Pour accéder à une vie plus élevée, l’action de la Conscience supérieure doit intervenir. Que ce soit par le Rāja-Yoga qui nous permet d’éveiller la kuṇḍalinī ou par la pratique de la bhakti, l’essentiel est de sentir constamment autour de soi une présence supérieure.

Si nous choisissions la voie de l’amour, à l’exemple de Frère Laurent, cette présence ne peut être une hallucination ; le Frère Laurent a réellement vécu, pendant de longues années, dans la compagnie de Jésus.
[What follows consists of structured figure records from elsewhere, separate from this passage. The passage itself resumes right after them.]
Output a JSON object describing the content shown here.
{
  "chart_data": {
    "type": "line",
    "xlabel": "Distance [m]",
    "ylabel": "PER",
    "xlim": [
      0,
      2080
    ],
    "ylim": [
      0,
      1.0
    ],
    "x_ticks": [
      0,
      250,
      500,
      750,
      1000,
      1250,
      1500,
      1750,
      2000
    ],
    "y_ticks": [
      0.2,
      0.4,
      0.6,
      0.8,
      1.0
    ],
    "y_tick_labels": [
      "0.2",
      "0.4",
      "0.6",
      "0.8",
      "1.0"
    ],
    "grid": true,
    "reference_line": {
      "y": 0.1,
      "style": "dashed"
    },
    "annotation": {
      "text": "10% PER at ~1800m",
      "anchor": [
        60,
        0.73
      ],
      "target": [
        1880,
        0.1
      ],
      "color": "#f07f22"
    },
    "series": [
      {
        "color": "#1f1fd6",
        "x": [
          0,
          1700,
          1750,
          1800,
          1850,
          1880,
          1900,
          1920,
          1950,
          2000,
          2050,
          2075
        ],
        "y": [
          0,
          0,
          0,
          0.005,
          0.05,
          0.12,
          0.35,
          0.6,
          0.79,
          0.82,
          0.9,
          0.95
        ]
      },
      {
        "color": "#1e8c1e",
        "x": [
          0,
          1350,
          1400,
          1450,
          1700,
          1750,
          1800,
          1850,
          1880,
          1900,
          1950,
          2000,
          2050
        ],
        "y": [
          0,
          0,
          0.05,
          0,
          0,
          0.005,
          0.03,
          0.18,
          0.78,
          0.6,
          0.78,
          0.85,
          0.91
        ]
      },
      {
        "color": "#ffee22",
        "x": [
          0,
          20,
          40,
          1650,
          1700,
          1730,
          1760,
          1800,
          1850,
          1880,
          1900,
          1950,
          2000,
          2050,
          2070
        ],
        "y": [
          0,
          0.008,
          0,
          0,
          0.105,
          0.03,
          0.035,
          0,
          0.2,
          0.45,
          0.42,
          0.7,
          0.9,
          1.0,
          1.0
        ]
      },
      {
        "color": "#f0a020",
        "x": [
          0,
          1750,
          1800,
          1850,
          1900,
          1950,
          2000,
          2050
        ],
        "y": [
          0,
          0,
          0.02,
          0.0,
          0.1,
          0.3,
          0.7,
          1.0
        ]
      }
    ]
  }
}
Cette dernière voie nous offre le moyen le plus efficace d’extérioriser notre propre conscience supérieure ; ce n’est donc pas une illusion ; nous donnons ainsi à ce que nous avons en nous de plus élevé la possibilité de s’exprimer.

 

La présence du guru sous une forme appropriée à notre nature (maître, père, ami, frère, etc..) c’est l’idéal le plus haut que l’esprit humain puisse concevoir.

Pourrions-nous sans une représentation concrète, faire naître en nous un sentiment de vénération et sublimer tous nos attachements et toutes les expressions de notre sensibilité ? L’idéal ainsi compris permet d’élever le centre de notre conscience : une présence supra-humaine nous soutiendra désormais à tout moment de notre existence ; en quelque situation que nous nous trouvions, elle sera pour nous une source d’inspiration.

Certaines sectes religieuses hindoues admettent bien que l’évolution de l’individualité puisse se poursuivre après la mort, mais le but généralement poursuivi, est, pour l’Inde, la réalisation dans la vie présente.

Le Vedānta nous propose ainsi l’exemple du jīvan-mukta : de l’homme libre.

 

L’existence de sages qui ont réalisé la Conscience suprême c’est pour nous un bonheur ; c’est aussi une promesse ; ce sont en effet ces sages qui guident l’humanité toute entière dans sa marche en avant.